Car models, for example, can look similar on the exterior, but if a manufacturer decided to make one panel fiberglass or plastic rather than metal, the RF dynamics will likely be very different. And there may be other not-immediately-noticeable differences between vehicles that alter the RF dynamics in similar ways. For that reason, RF testing is critical to ensure that the antenna and its placement perform in the way that’s required.

9. Since vehicles are on the move so much, tall antennas are ideal for maintaining connectivity.

Antenna height is no longer a good indicator of performance in vehicles. Low-profile antennas have outstanding performance in a much smaller form factor than the kinds of antennas typically found on vehicles in the past. But a low-profile antenna also makes sense from a very practical point of view—antennas are easily damaged by trees, bushes, wind, people, tunnels, and other obstacles. Low-profile antennas are less likely to be damaged by those dangers, avoiding costly and time-consuming repairs.

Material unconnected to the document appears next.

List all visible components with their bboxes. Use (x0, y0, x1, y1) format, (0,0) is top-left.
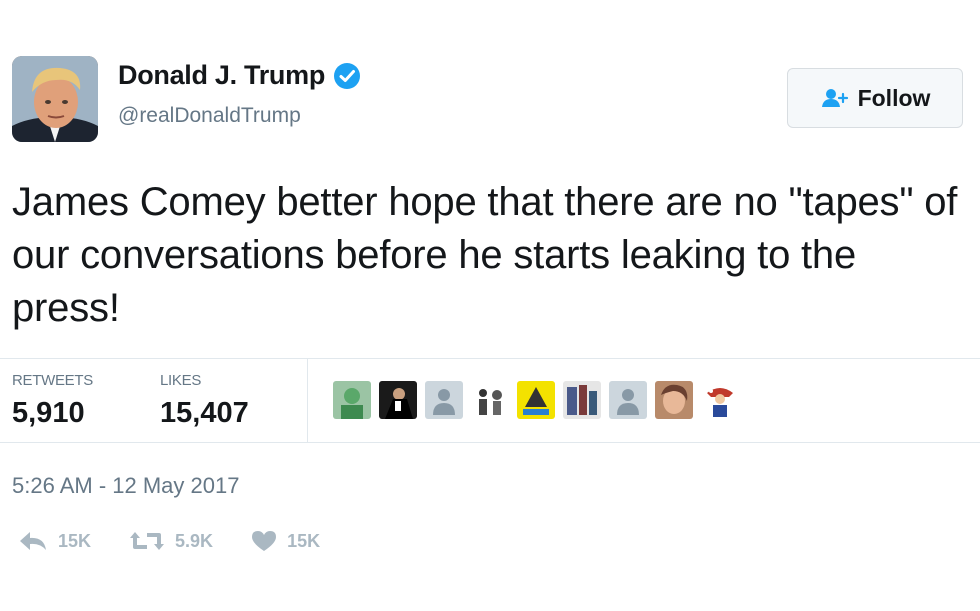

10. Other than worrying about damage from trees, working with vehicular antennas is just like other IoT implementations, right?

There’s another issue to watch closely: Unless an engineer has worked on a number of wireless implementations in vehicles, they will likely be surprised at the cable lengths involved in vehicular IoT. Cables are much longer than in most other IoT projects, potentially leading to attenuation issues that impact performance. Engineers working on these projects should carefully choose components, cables, and antennas to mitigate attenuation.

11. If I don’t do work for a large vehicle manufacturer, it’s unlikely I’ll be involved in any vehicular IoT projects.

Yes, lots of wireless systems going into transportation vehicles are installed by the OEM in the factory where it’s originally assembled. But many of these systems are being installed in the aftermarket, with those projects led by engineering firms that work across a variety of industries rather than being vehicular specialists.

Wireless upgrades to first-responder vehicles, for example, are typically done by local engineering firms rather than the OEM. The same is true for wireless installations in trucking fleets that are already in service, mass transit vehicles that are in operation, etc. This is a fast-emerging category of IoT, and it requires a design and engineering strategy that’s tuned to the specific challenges of implementing IoT in vehicles.

Ted Hebron is Senior Product Manager for Laird Connectivity.